Dazu teilte Seibert am Freitag mit, über den Waffenexport nach Saudi-Arabien werde sich Berlin Ende März entscheiden, also der bis zum 09. März begrenzten Stopp von Waffenexport bleibt weiterhin in Kraft.

Neulich berichtete das Nachrichtenmagazin «Der Spiegel» die Bundeskanzlerin, Angela Merkel, und ihr Vize, der Bundesfinanzminister, Olaf Schulz, hätten sich auf die Verlängerung des Verbots von Waffenlieferungen nach Saudi-Arabien geeinigt.

Deutschland hat nach der Ermordung des saudischen Regimekritikers und Journalisten, Jamal Khashoggi, im Oktober 2018 im Konsulat seines Heimatlandes in Istanbul die Waffenlieferungen ins Königreich gestoppt.

Er hatte dort Dokumente für seine Hochzeit mit einer Türkin abholen wollen.
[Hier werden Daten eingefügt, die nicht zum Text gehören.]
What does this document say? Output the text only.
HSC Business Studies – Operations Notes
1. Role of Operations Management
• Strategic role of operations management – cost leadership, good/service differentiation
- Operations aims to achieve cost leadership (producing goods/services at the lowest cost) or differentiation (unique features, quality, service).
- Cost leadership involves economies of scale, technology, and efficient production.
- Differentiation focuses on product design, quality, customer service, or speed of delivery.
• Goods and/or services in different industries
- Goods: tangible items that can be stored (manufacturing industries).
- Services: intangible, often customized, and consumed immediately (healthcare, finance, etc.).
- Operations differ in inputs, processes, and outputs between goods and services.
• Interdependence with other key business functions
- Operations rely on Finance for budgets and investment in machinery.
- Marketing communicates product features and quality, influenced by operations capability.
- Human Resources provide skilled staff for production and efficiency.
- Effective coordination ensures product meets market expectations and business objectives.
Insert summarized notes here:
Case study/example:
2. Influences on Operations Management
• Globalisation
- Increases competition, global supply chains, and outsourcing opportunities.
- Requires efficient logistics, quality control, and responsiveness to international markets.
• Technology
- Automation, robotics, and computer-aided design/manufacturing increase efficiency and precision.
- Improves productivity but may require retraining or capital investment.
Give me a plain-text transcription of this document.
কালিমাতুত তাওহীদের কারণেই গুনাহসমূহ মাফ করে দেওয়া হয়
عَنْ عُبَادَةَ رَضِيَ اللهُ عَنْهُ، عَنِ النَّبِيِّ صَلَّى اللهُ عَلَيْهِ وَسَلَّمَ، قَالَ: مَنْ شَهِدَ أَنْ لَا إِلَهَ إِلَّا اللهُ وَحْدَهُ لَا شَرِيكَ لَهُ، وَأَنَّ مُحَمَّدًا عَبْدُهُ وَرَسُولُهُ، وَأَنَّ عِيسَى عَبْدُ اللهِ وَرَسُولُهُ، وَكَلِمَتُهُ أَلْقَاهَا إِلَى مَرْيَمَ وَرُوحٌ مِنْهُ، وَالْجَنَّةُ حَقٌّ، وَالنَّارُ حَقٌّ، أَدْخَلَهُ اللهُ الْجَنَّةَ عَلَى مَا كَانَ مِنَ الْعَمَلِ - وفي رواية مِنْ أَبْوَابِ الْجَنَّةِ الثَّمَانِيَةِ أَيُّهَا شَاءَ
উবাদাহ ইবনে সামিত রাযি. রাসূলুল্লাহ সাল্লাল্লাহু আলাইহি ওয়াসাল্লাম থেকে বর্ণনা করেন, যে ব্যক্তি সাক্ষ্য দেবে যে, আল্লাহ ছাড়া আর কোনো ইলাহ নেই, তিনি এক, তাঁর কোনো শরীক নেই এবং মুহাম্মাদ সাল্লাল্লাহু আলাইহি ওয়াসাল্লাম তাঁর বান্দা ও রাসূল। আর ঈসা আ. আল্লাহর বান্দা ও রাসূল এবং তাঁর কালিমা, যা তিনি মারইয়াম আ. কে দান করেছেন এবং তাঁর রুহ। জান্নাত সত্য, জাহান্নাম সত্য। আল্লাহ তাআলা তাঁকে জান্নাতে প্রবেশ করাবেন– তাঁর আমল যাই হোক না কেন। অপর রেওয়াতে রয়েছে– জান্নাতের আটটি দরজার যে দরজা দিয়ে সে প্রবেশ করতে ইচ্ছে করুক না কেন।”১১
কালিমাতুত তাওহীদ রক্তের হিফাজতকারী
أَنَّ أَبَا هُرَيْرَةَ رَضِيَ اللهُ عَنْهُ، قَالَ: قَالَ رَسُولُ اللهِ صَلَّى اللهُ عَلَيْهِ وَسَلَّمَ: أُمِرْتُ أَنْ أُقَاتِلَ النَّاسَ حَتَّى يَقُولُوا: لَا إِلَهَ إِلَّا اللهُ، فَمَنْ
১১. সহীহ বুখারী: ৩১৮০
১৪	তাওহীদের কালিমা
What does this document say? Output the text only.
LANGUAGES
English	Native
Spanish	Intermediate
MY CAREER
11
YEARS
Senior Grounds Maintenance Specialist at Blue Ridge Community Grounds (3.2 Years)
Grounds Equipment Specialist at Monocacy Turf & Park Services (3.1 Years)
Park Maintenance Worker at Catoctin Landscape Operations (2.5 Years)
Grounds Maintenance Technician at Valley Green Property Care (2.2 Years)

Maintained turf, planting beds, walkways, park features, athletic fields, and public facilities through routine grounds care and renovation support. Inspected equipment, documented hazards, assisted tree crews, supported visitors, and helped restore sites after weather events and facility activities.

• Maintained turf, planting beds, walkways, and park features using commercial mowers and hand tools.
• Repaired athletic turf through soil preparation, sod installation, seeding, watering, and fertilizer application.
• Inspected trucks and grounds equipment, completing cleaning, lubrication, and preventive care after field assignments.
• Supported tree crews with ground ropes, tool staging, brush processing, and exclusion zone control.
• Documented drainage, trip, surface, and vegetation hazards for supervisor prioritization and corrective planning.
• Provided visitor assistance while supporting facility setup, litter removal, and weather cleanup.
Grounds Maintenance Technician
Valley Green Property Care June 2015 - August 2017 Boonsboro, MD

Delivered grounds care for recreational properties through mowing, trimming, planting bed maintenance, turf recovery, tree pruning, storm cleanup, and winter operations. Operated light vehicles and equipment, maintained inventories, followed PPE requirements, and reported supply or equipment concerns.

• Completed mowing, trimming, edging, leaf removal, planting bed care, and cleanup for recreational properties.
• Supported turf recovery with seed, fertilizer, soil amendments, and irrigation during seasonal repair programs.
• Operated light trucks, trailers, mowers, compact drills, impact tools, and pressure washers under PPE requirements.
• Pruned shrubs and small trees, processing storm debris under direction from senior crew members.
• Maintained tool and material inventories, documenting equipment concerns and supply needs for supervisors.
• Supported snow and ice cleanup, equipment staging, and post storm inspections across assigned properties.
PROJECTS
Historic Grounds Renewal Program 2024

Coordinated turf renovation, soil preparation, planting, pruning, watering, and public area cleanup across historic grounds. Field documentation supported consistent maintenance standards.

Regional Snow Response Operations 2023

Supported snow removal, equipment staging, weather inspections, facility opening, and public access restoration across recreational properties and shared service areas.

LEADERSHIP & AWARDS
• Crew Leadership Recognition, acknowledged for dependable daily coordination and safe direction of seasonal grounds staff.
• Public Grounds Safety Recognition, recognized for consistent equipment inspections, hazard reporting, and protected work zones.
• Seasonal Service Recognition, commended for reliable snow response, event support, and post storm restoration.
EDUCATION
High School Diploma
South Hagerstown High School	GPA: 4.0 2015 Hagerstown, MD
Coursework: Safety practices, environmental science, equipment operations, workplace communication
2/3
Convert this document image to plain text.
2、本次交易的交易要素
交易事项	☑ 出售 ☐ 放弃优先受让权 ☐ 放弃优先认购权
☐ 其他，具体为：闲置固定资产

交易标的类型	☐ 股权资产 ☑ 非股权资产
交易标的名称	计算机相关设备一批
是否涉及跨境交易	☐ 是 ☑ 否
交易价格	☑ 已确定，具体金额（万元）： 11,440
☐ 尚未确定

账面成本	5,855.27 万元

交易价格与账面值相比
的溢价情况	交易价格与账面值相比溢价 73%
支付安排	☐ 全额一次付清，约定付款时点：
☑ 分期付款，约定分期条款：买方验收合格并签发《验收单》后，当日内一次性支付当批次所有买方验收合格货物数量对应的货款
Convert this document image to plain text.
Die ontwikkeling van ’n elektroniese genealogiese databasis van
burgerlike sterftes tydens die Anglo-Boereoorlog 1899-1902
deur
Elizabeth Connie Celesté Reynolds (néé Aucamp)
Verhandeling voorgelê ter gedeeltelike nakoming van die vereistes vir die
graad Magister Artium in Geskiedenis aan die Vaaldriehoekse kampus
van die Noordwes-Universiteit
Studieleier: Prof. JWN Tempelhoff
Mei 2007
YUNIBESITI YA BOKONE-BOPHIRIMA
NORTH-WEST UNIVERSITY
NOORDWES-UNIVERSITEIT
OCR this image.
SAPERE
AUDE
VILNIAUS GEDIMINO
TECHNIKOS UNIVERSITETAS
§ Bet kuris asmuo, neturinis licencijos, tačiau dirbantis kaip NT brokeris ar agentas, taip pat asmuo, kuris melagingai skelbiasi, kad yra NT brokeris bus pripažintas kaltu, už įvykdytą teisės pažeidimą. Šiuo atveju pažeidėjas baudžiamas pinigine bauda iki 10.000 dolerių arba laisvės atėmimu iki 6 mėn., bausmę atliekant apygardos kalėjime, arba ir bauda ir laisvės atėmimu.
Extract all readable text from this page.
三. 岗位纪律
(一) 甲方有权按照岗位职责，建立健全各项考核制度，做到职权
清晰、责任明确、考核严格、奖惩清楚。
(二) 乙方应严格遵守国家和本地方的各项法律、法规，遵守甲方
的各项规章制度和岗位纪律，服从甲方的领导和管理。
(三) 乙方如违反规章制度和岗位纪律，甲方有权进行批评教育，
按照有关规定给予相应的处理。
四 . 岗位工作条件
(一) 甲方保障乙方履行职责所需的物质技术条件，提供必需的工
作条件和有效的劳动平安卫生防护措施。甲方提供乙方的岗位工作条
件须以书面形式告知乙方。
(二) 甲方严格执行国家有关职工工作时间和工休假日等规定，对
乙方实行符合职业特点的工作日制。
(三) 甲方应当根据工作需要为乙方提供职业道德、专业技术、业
Erst nach immensem internationalem Druck gab Riad Khashoggis Tötung zu.

Die Rüstungsgeschäfte der deutschen Firmen mit Riad haben ein erhebliches Volumen. In den ersten neun Monaten des vergangenen Jahres wurden Rüstungsexporte über 416,4 Millionen Euro an Saudi-Arabien genehmigt. Dabei investierte das Königreich allein 2017 rund 70 Milliarden Dollar in die Rüstung.